Measles virus targets adherens junction protein nectin-4 to emerge in the airways
Michael D. Mühlebach1, Mathieu Mateo2, Patrick L. Sinn3, Steffen Prüfer1, Katharina M. Uhlig1, Vincent H.J. Leonard2, Chanakha K. Navaratnarajah2, Marie Frenzke2, Xiao X. Wong4, Bevan Sawatsky4, Shyam Ramachandran3, Paul B. McCray, Jr.3, Klaus Cichutek1, Veronika von Messling4,5, Marc Lopez6 and Roberto Cattaneo2
1 Paul-Ehrlich-Institut Langen, Germany. 2 Mayo Clinic, Rochester, Minnesota, USA. 3 University of Iowa, Iowa City, Iowa, USA. 4 INRS and Institut Armand Frappier, Montreal, Canada. 5 Duke University and National University of Singapore, Singapore. 6 INSERM, UMR891/CRCM and University of Aix-Marseille, Marseille, France
Sneezing and coughing transmit measles, a highly contagious respiratory virus. In the airways, measles infects immune cells that ferry it to the lymphatic organs, where it replicates vigorously. How and where the virus crosses back into the airways has remained unknown.
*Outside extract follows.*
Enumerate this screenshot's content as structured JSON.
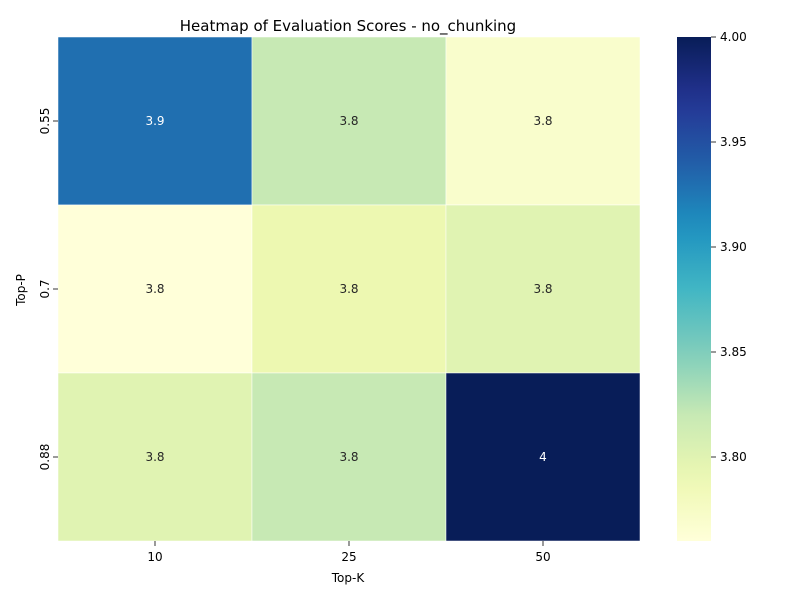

Based on functional analyses of surface proteins preferentially expressed on virus-permissive epithelial cell lines, we identified nectin-4 (poliovirus-receptor-like-4) as a candidate receptor. This adherens junction protein of the immunoglobulin superfamily interacts with the viral attachment protein hemagglutinin with high affinity through its membrane-distal domain. Nectin-4 sustains non-cytopathic lateral virus spread in well-differentiated primary human airway epithelia infected basolaterally, and facilitates virus emergence into the trachea of cynomolgus macaques. While viruses target other receptors to initiate infection and transit through barriers, nectin-4 is exploited for site-directed host escape. Nectin-4 is a cellular marker of several types of cancer, which has implications for the ongoing development of measles virus for oncolysis.